BEKASI, KOMPAS.com – Polisi masih menyelidiki kasus peluru nyasar yang melukai anak perempuan berinisial ANS (9), warga Desa Lubang Buaya, Kecamatan Setu, Kabupaten Bekasi.
Kapolsek Setu AKP Usep Aramsyah mengatakan, proyektil yang dikeluarkan dari tubuh korban saat ini tengah menjalani uji balistik di Laboratorium Forensik (Labfor) Mabes Polri.

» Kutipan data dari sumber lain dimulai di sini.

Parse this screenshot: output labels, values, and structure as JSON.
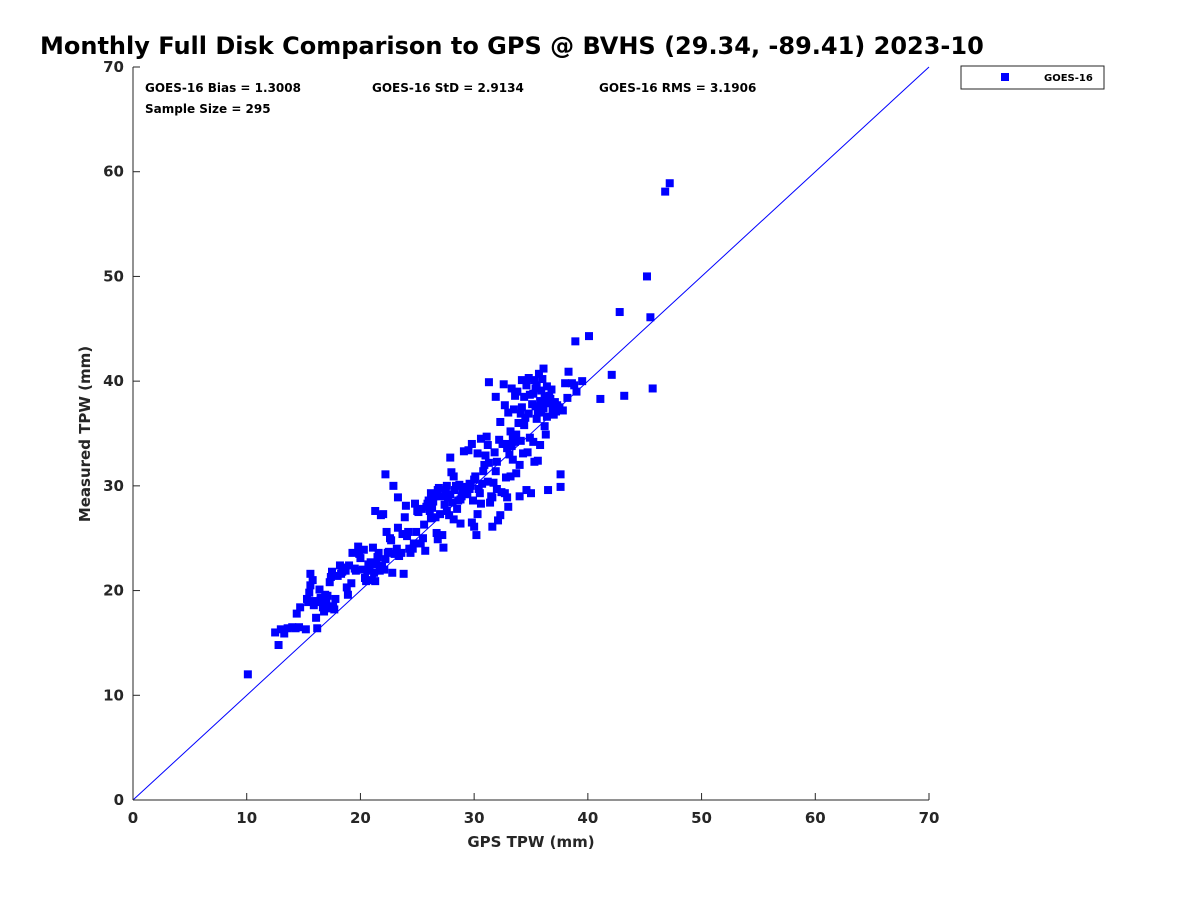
{
  "chart_data": {
    "type": "scatter",
    "title": "Monthly Full Disk Comparison to GPS @ BVHS (29.34, -89.41) 2023-10",
    "xlabel": "GPS TPW (mm)",
    "ylabel": "Measured TPW (mm)",
    "xlim": [
      0,
      70
    ],
    "ylim": [
      0,
      70
    ],
    "xticks": [
      "0",
      "10",
      "20",
      "30",
      "40",
      "50",
      "60",
      "70"
    ],
    "yticks": [
      "0",
      "10",
      "20",
      "30",
      "40",
      "50",
      "60",
      "70"
    ],
    "grid": false,
    "legend_position": "outside-top-right",
    "stats": {
      "bias": "GOES-16 Bias = 1.3008",
      "std": "GOES-16 StD = 2.9134",
      "rms": "GOES-16 RMS = 3.1906",
      "sample": "Sample Size = 295"
    },
    "reference_line": {
      "name": "1:1 line",
      "x": [
        0,
        70
      ],
      "y": [
        0,
        70
      ],
      "color": "#0000ff"
    },
    "series": [
      {
        "name": "GOES-16",
        "color": "#0000ff",
        "marker": "square",
        "points": [
          [
            10.1,
            12.0
          ],
          [
            12.5,
            16.0
          ],
          [
            12.8,
            14.8
          ],
          [
            13.0,
            16.3
          ],
          [
            13.3,
            15.9
          ],
          [
            13.6,
            16.4
          ],
          [
            14.0,
            16.5
          ],
          [
            14.3,
            16.4
          ],
          [
            14.6,
            16.5
          ],
          [
            14.4,
            17.8
          ],
          [
            14.7,
            18.4
          ],
          [
            15.2,
            16.3
          ],
          [
            15.3,
            19.2
          ],
          [
            15.5,
            19.8
          ],
          [
            15.6,
            20.5
          ],
          [
            15.6,
            21.6
          ],
          [
            15.8,
            21.0
          ],
          [
            16.0,
            19.0
          ],
          [
            16.2,
            16.4
          ],
          [
            16.3,
            18.9
          ],
          [
            16.5,
            19.3
          ],
          [
            16.4,
            20.1
          ],
          [
            16.7,
            18.4
          ],
          [
            16.9,
            19.6
          ],
          [
            17.0,
            18.9
          ],
          [
            17.2,
            18.3
          ],
          [
            17.3,
            20.8
          ],
          [
            17.4,
            21.3
          ],
          [
            17.5,
            21.8
          ],
          [
            17.6,
            18.5
          ],
          [
            17.8,
            19.2
          ],
          [
            18.0,
            21.4
          ],
          [
            18.2,
            22.4
          ],
          [
            18.3,
            21.6
          ],
          [
            18.5,
            22.2
          ],
          [
            18.7,
            21.9
          ],
          [
            18.9,
            19.6
          ],
          [
            19.2,
            20.7
          ],
          [
            19.3,
            23.6
          ],
          [
            19.6,
            21.9
          ],
          [
            19.8,
            24.2
          ],
          [
            20.0,
            23.1
          ],
          [
            20.3,
            23.9
          ],
          [
            20.4,
            21.2
          ],
          [
            20.6,
            21.9
          ],
          [
            20.8,
            22.3
          ],
          [
            20.9,
            22.7
          ],
          [
            21.0,
            21.0
          ],
          [
            21.1,
            24.1
          ],
          [
            21.3,
            20.9
          ],
          [
            21.4,
            22.5
          ],
          [
            21.3,
            27.6
          ],
          [
            21.6,
            23.6
          ],
          [
            21.7,
            21.9
          ],
          [
            21.8,
            27.2
          ],
          [
            21.9,
            22.4
          ],
          [
            22.0,
            27.3
          ],
          [
            22.1,
            22.0
          ],
          [
            22.2,
            23.0
          ],
          [
            22.3,
            25.6
          ],
          [
            22.4,
            23.6
          ],
          [
            22.2,
            31.1
          ],
          [
            22.6,
            25.0
          ],
          [
            22.8,
            21.7
          ],
          [
            22.9,
            30.0
          ],
          [
            23.0,
            23.5
          ],
          [
            23.2,
            24.0
          ],
          [
            23.3,
            26.0
          ],
          [
            23.3,
            28.9
          ],
          [
            23.6,
            23.6
          ],
          [
            23.8,
            21.6
          ],
          [
            23.9,
            27.0
          ],
          [
            24.0,
            28.1
          ],
          [
            24.2,
            25.6
          ],
          [
            24.4,
            23.6
          ],
          [
            24.6,
            24.0
          ],
          [
            24.7,
            24.5
          ],
          [
            24.8,
            28.3
          ],
          [
            24.9,
            25.6
          ],
          [
            25.1,
            27.5
          ],
          [
            25.3,
            24.5
          ],
          [
            25.4,
            27.8
          ],
          [
            25.5,
            25.0
          ],
          [
            25.7,
            23.8
          ],
          [
            25.8,
            28.0
          ],
          [
            25.9,
            28.3
          ],
          [
            26.0,
            28.6
          ],
          [
            26.1,
            27.6
          ],
          [
            26.2,
            29.3
          ],
          [
            26.4,
            28.5
          ],
          [
            26.5,
            29.0
          ],
          [
            26.6,
            27.0
          ],
          [
            26.7,
            25.5
          ],
          [
            26.8,
            29.6
          ],
          [
            26.8,
            24.9
          ],
          [
            27.0,
            27.3
          ],
          [
            27.1,
            29.0
          ],
          [
            27.2,
            25.3
          ],
          [
            27.3,
            24.1
          ],
          [
            27.4,
            28.2
          ],
          [
            27.5,
            29.6
          ],
          [
            27.6,
            30.0
          ],
          [
            27.8,
            27.2
          ],
          [
            27.9,
            29.2
          ],
          [
            27.9,
            32.7
          ],
          [
            28.0,
            31.3
          ],
          [
            28.1,
            28.4
          ],
          [
            28.2,
            26.8
          ],
          [
            28.2,
            30.9
          ],
          [
            28.3,
            29.6
          ],
          [
            28.5,
            27.8
          ],
          [
            28.6,
            28.6
          ],
          [
            28.7,
            30.1
          ],
          [
            28.8,
            26.4
          ],
          [
            28.9,
            29.0
          ],
          [
            29.0,
            29.5
          ],
          [
            29.1,
            33.3
          ],
          [
            29.3,
            29.9
          ],
          [
            29.4,
            29.2
          ],
          [
            29.5,
            33.4
          ],
          [
            29.6,
            29.7
          ],
          [
            29.7,
            30.0
          ],
          [
            29.8,
            26.5
          ],
          [
            29.8,
            34.0
          ],
          [
            29.9,
            28.6
          ],
          [
            30.0,
            30.6
          ],
          [
            30.0,
            26.1
          ],
          [
            30.1,
            30.9
          ],
          [
            30.2,
            25.3
          ],
          [
            30.3,
            33.1
          ],
          [
            30.3,
            27.3
          ],
          [
            30.5,
            29.3
          ],
          [
            30.6,
            28.3
          ],
          [
            30.6,
            34.5
          ],
          [
            30.7,
            30.2
          ],
          [
            30.9,
            32.0
          ],
          [
            31.0,
            32.9
          ],
          [
            31.1,
            34.7
          ],
          [
            31.2,
            33.9
          ],
          [
            31.2,
            30.4
          ],
          [
            31.3,
            32.2
          ],
          [
            31.4,
            28.4
          ],
          [
            31.3,
            39.9
          ],
          [
            31.5,
            29.0
          ],
          [
            31.6,
            26.1
          ],
          [
            31.8,
            33.2
          ],
          [
            31.9,
            38.5
          ],
          [
            32.0,
            32.3
          ],
          [
            32.0,
            29.7
          ],
          [
            32.1,
            26.7
          ],
          [
            32.2,
            34.4
          ],
          [
            32.3,
            27.2
          ],
          [
            32.3,
            36.1
          ],
          [
            32.5,
            34.0
          ],
          [
            32.6,
            39.7
          ],
          [
            32.7,
            29.3
          ],
          [
            32.7,
            37.7
          ],
          [
            32.8,
            30.8
          ],
          [
            32.9,
            33.6
          ],
          [
            32.9,
            28.9
          ],
          [
            33.0,
            37.0
          ],
          [
            33.0,
            28.0
          ],
          [
            33.2,
            35.2
          ],
          [
            33.2,
            30.9
          ],
          [
            33.3,
            39.3
          ],
          [
            33.4,
            32.5
          ],
          [
            33.4,
            34.5
          ],
          [
            33.5,
            37.3
          ],
          [
            33.6,
            38.6
          ],
          [
            33.7,
            31.2
          ],
          [
            33.7,
            34.9
          ],
          [
            33.8,
            39.0
          ],
          [
            33.9,
            36.0
          ],
          [
            34.0,
            29.0
          ],
          [
            34.0,
            32.0
          ],
          [
            34.1,
            34.3
          ],
          [
            34.2,
            37.5
          ],
          [
            34.2,
            40.1
          ],
          [
            34.3,
            33.1
          ],
          [
            34.4,
            38.5
          ],
          [
            34.5,
            36.5
          ],
          [
            34.6,
            39.6
          ],
          [
            34.6,
            29.6
          ],
          [
            34.7,
            33.2
          ],
          [
            34.8,
            36.9
          ],
          [
            34.8,
            40.3
          ],
          [
            34.9,
            38.7
          ],
          [
            35.0,
            29.3
          ],
          [
            35.1,
            37.8
          ],
          [
            35.2,
            34.2
          ],
          [
            35.2,
            38.8
          ],
          [
            35.3,
            40.1
          ],
          [
            35.3,
            32.3
          ],
          [
            35.4,
            37.6
          ],
          [
            35.5,
            36.4
          ],
          [
            35.5,
            39.6
          ],
          [
            35.6,
            37.1
          ],
          [
            35.6,
            32.4
          ],
          [
            35.7,
            40.7
          ],
          [
            35.8,
            38.1
          ],
          [
            35.8,
            33.9
          ],
          [
            35.9,
            39.1
          ],
          [
            36.0,
            37.6
          ],
          [
            36.0,
            40.2
          ],
          [
            36.1,
            41.2
          ],
          [
            36.2,
            38.5
          ],
          [
            36.2,
            35.7
          ],
          [
            36.3,
            37.9
          ],
          [
            36.3,
            34.9
          ],
          [
            36.4,
            39.5
          ],
          [
            36.5,
            29.6
          ],
          [
            36.6,
            38.6
          ],
          [
            36.7,
            37.9
          ],
          [
            36.8,
            39.2
          ],
          [
            36.9,
            37.3
          ],
          [
            37.0,
            36.8
          ],
          [
            37.1,
            38.0
          ],
          [
            37.3,
            37.7
          ],
          [
            37.5,
            37.5
          ],
          [
            37.6,
            29.9
          ],
          [
            37.6,
            31.1
          ],
          [
            37.8,
            37.2
          ],
          [
            38.0,
            39.8
          ],
          [
            38.2,
            38.4
          ],
          [
            38.3,
            40.9
          ],
          [
            38.6,
            39.8
          ],
          [
            38.8,
            39.6
          ],
          [
            38.9,
            43.8
          ],
          [
            39.0,
            39.0
          ],
          [
            39.5,
            40.0
          ],
          [
            40.1,
            44.3
          ],
          [
            41.1,
            38.3
          ],
          [
            42.1,
            40.6
          ],
          [
            42.8,
            46.6
          ],
          [
            43.2,
            38.6
          ],
          [
            45.2,
            50.0
          ],
          [
            45.5,
            46.1
          ],
          [
            45.7,
            39.3
          ],
          [
            46.8,
            58.1
          ],
          [
            47.2,
            58.9
          ],
          [
            15.4,
            18.9
          ],
          [
            16.1,
            17.4
          ],
          [
            16.8,
            18.0
          ],
          [
            17.1,
            19.5
          ],
          [
            17.7,
            18.2
          ],
          [
            18.4,
            21.8
          ],
          [
            19.0,
            22.4
          ],
          [
            19.5,
            22.1
          ],
          [
            20.2,
            22.0
          ],
          [
            20.7,
            22.5
          ],
          [
            21.2,
            21.7
          ],
          [
            21.5,
            23.2
          ],
          [
            22.5,
            23.7
          ],
          [
            23.4,
            23.3
          ],
          [
            24.3,
            24.0
          ],
          [
            25.0,
            27.6
          ],
          [
            26.3,
            27.9
          ],
          [
            27.7,
            28.9
          ],
          [
            29.2,
            29.8
          ],
          [
            30.4,
            29.7
          ],
          [
            31.6,
            28.9
          ],
          [
            32.4,
            29.4
          ],
          [
            33.1,
            33.0
          ],
          [
            33.6,
            34.2
          ],
          [
            34.4,
            35.8
          ],
          [
            34.9,
            34.6
          ],
          [
            35.4,
            39.3
          ],
          [
            36.1,
            37.4
          ],
          [
            36.7,
            38.3
          ],
          [
            37.2,
            37.1
          ],
          [
            19.9,
            23.5
          ],
          [
            23.7,
            25.4
          ],
          [
            26.9,
            29.8
          ],
          [
            28.4,
            30.0
          ],
          [
            31.7,
            30.3
          ],
          [
            32.8,
            34.0
          ],
          [
            34.1,
            36.9
          ],
          [
            35.9,
            37.0
          ],
          [
            27.6,
            27.6
          ],
          [
            29.6,
            30.2
          ],
          [
            30.8,
            31.4
          ],
          [
            33.3,
            33.8
          ],
          [
            24.1,
            25.2
          ],
          [
            26.2,
            26.9
          ],
          [
            18.8,
            20.3
          ],
          [
            16.5,
            19.1
          ],
          [
            15.9,
            18.6
          ],
          [
            20.5,
            20.9
          ],
          [
            22.7,
            24.8
          ],
          [
            25.6,
            26.3
          ],
          [
            28.8,
            28.7
          ],
          [
            31.9,
            31.4
          ],
          [
            36.4,
            36.6
          ]
        ]
      }
    ]
  }
}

"Kasusnya masih dalam tahap penyelidikan. Saat ini sedang dilakukan uji balistik di laboratorium forensik untuk mengetahui spesifikasi dan ukuran proyektil tersebut," ujar Usep saat dikonfirmasi Kompas.com melalui pesan WhatsApp, Kamis (9/7/2026).
Baca juga: Bocah di Bekasi Tertembak Peluru Nyasar saat Bermain, Bagian Bawah Leher Terluka
Menurut Usep, hasil uji balistik menjadi salah satu kunci penting dalam proses scientific crime investigation untuk mengungkap asal-usul proyektil yang mengenai korban.
Hasil pemeriksaan tersebut diharapkan dapat mengungkap karakteristik proyektil, termasuk jenis dan ukuran peluru.
Namun, proses penyelidikan menghadapi kendala karena lokasi kejadian berada di kawasan permukiman yang berbatasan dengan area persawahan.
Selain itu, tidak terdapat kamera pengawas (CCTV) yang dapat membantu penyelidikan.
Baca juga: Peluru Nyasar ke Rumah Warga di Ciracas Jaktim, Polisi Uji Balistik
"Lokasinya ini kan memang di perkampungan sawah, area terbuka, jadi untuk menyelusuri CCTV dan sebagainya juga sangat minim, dan bahkan belum ketemu CCTV yang bantu penyelidikan ini," ujar Usep.
Meski demikian, polisi terus memburu pelaku yang diduga melepaskan tembakan.
Penyidik juga mendalami informasi mengenai kelompok masyarakat yang kerap berburu di sekitar lokasi kejadian.
"Tapi kami sedang melakukan lidik di lokasi untuk mencari orang-orang yang suka berburu burung di perkampungan," katanya.
Baca juga: Peluru Nyasar Tembus Rumah Warga di Ciracas Jaktim, Nyaris Kena Anak yang Tertidur
Sejauh ini, polisi telah meminta keterangan dari tiga anak yang saat kejadian bermain bersama korban, seorang tetangga, serta ketua RT dan RW setempat.
"Masih kami selidiki terhadap terduga pelakunya," jelasnya.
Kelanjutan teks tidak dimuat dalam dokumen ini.